I cannot believe that the end of the school year is approaching so quickly. It has been a historical year and
although we were challenged with so many things, we still experienced much joy and happiness. Our entire
staff ensured that we covered all of the necessary curriculum as well as enrichment activities and fun projects.
Today's technology allowed us to experience so many wonderful virtual field trips. We were lucky enough to
go to museums in Paris, visit zoos all over the world and we even went to Disneyworld. We had a virtual field
day, virtual glee club, art club and of course our beautiful Stepping Up and Graduation Ceremonies. We made
every effort to ensure success during this unchartered time.

Our staff spent the entire week planning curriculum and developing the necessary standards and prerequisite skills
needed for next year.  Although this was a new way of teaching for us, we learned a lot. We were trained in new
technology and learning platforms that gave us great access to help meet the students' needs. We have had
many success stories during this time. I want you to know that No matter what happens we will be ready to
meet the students' needs educationally and socially/emotionally. We began planning technology, curriculum,
mindfulness programs, virtual trips, and so much more. 

Tomorrow your child's teacher will provide you grade specific summer activities. These activities will prepare
your child for next year and keep them engaged in a fun way. Some of the best practices I can offer you as
both a mother and an educator is to take time to listen to your child read and make sure they are reading at least
15 minutes a day. Practice math facts, encourage them to write often. Having your child journal a little each day
is a great way for a child to get their thoughts organized onto paper. Practice some of the wonderful mindfulness
activities we have provided for you every Wednesday.
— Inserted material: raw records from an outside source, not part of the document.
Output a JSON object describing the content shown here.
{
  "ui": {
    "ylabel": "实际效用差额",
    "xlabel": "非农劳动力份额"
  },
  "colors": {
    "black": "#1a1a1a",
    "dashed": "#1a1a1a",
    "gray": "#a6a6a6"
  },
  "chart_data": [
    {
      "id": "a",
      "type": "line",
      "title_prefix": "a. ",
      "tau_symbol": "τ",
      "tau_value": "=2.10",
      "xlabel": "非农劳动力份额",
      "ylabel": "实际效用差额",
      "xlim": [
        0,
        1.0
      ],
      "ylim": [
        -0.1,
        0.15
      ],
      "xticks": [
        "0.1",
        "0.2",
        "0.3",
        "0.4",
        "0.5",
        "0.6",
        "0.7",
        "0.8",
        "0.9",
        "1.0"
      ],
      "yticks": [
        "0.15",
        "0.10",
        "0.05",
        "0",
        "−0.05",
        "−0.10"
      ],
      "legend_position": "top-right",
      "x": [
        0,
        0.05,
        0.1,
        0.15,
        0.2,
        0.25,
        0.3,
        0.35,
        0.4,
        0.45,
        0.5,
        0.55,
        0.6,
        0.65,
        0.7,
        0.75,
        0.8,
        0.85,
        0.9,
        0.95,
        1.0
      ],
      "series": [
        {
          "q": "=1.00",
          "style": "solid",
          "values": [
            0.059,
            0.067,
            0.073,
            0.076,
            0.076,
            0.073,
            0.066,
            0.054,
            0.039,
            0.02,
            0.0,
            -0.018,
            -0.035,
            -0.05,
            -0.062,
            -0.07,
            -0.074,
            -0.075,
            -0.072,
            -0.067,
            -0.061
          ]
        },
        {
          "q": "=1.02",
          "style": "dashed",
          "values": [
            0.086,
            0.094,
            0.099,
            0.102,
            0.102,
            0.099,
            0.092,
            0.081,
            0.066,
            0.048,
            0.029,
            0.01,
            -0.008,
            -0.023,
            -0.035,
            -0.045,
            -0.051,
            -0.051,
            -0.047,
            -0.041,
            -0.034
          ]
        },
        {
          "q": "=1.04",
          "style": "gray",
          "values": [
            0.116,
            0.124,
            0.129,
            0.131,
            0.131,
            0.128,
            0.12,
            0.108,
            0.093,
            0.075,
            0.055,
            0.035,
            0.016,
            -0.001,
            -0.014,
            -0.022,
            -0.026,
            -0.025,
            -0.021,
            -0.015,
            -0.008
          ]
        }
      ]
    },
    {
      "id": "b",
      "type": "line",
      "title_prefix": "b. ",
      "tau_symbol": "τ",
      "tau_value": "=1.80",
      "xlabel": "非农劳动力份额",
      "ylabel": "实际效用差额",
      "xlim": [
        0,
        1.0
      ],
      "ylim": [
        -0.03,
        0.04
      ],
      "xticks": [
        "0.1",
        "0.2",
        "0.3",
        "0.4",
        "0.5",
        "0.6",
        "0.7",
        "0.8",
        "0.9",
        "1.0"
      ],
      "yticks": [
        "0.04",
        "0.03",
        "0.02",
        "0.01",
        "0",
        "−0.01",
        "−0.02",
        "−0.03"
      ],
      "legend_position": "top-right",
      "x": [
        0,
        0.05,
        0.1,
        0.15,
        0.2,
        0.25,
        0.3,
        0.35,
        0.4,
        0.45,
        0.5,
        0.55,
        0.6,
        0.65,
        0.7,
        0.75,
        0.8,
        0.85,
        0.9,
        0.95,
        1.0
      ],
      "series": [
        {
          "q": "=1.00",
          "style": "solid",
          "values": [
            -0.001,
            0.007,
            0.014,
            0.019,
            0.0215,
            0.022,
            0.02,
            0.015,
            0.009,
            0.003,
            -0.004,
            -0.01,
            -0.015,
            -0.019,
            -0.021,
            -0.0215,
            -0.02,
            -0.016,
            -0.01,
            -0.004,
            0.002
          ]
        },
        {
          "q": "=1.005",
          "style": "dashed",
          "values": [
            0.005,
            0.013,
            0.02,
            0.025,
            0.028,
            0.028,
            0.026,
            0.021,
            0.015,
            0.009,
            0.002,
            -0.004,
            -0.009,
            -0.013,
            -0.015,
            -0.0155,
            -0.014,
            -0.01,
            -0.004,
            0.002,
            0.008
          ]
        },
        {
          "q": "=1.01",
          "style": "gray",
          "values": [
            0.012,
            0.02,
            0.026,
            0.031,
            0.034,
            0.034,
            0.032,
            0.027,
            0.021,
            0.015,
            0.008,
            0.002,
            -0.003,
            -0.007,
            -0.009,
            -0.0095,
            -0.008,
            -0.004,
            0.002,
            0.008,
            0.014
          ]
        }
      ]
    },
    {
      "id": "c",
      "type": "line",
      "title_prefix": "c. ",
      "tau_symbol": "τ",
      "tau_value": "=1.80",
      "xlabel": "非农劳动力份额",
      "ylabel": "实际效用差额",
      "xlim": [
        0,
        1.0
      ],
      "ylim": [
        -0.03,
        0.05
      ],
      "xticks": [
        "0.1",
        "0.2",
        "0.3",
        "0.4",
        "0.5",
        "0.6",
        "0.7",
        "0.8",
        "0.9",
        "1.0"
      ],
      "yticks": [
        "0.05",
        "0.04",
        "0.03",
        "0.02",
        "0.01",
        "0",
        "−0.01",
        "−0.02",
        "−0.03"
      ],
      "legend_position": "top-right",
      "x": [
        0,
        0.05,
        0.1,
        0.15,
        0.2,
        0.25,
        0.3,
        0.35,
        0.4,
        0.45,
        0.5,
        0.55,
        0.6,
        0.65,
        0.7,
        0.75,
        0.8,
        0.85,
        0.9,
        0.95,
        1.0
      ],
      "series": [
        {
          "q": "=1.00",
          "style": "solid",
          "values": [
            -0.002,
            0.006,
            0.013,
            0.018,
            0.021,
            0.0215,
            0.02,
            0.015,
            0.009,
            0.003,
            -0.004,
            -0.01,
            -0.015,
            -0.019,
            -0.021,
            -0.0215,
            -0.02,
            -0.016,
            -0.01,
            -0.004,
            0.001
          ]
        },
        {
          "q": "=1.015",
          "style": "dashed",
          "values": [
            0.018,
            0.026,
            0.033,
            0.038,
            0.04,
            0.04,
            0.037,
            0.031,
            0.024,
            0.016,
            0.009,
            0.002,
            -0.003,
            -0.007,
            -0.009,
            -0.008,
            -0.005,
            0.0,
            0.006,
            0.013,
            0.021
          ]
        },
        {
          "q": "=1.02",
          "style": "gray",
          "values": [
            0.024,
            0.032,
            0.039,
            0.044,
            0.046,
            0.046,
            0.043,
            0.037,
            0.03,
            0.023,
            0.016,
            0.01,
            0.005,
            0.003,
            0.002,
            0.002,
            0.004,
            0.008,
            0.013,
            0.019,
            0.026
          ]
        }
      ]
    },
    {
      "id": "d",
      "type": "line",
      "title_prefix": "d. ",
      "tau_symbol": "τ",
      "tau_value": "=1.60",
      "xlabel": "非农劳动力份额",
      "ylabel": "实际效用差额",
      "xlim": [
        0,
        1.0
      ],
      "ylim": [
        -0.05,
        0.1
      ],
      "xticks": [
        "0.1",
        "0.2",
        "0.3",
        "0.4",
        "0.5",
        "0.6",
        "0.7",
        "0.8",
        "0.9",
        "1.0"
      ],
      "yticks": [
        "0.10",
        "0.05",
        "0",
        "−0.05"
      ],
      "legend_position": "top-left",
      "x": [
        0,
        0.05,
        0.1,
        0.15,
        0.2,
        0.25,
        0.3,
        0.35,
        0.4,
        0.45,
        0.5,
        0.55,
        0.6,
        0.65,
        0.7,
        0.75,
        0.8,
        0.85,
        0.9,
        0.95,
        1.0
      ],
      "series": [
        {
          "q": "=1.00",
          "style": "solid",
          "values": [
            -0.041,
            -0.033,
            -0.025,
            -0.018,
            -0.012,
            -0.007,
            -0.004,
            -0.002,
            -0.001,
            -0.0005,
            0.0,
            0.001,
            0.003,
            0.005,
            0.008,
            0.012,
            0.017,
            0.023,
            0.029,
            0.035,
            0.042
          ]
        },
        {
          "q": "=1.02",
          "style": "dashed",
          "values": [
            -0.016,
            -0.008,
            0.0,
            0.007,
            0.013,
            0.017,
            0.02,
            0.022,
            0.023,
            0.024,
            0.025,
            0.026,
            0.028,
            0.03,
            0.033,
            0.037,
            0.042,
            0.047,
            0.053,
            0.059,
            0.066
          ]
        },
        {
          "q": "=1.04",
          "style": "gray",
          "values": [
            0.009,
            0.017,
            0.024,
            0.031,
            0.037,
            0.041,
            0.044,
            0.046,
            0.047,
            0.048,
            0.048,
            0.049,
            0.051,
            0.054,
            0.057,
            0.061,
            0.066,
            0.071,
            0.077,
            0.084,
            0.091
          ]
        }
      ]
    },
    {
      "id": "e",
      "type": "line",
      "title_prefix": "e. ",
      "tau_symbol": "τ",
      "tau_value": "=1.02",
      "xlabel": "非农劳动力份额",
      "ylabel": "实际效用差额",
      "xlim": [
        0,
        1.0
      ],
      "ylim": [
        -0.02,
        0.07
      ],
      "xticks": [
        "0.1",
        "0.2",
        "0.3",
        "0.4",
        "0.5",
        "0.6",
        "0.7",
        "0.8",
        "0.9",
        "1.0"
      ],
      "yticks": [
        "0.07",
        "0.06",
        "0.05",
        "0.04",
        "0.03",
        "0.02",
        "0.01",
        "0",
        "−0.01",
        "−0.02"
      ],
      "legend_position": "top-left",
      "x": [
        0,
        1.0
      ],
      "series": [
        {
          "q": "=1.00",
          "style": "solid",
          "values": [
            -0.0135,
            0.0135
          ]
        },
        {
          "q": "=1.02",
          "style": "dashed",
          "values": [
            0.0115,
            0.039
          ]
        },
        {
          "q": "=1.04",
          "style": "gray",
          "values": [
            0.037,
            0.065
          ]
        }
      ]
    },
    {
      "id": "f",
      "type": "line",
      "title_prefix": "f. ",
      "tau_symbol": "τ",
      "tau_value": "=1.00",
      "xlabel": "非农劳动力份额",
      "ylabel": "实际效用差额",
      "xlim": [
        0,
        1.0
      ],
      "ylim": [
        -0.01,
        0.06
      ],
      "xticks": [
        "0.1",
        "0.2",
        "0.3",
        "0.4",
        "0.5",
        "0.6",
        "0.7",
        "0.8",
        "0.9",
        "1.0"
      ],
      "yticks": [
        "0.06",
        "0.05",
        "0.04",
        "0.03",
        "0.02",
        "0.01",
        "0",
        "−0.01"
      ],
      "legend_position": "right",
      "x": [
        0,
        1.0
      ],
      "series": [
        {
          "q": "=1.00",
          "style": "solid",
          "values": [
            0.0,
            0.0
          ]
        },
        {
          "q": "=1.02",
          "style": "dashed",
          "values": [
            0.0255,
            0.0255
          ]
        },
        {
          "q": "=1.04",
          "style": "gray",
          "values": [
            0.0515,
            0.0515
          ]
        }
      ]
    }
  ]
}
It has been my pleasure working with your child this year. Having your parental support was essential. I would
like to take a moment to personally thank each and every one of the parents, grandparents, aunts, cousins and
anyone else who took time to co-teach with us in our virtual classrooms. Your dedication and support has not
gone unnoticed.

Have a wonderful summer,

Stay well,
Stay Safe,

Please check your emails weekly, as I will be updating you with any new information for the re-opening of the
2020-2021 school year.

Thank you,

Ms. Hatzimichalis
Principal

 

 

 

 

 

Important Coronavirus Precautions

It is critical that all New Yorkers continue to practice general viral infection prevention measures including:
  • Wash your hands with soap and water often.
  • Cover your nose and mouth with a tissue or sleeve when sneezing or coughing.
  • Do not touch your face with unwashed hands.
  • Do not shake hands. Instead, wave or elbow bump.
  • Monitor your health more closely than usual for cold or flu symptoms. 
  • Get your flu shot – it’s never too late.
  • Reduce overcrowding by walking or biking to work, if possible.
  • If the train is too packed, wait for the next one. 

If You  Feel Sick

  • Stay home and call your doctor if you have symptoms like coughing, shortness of breath, fever, sore throat.
  • If you do not feel better in 24-48 hours, contact your doctor.
  • Do not go to work until you have been fever-free for at least 72 hours without the use of fever reducing drugs like Tylenol or ibuprofen.
  • If you need help getting medical care, call 311.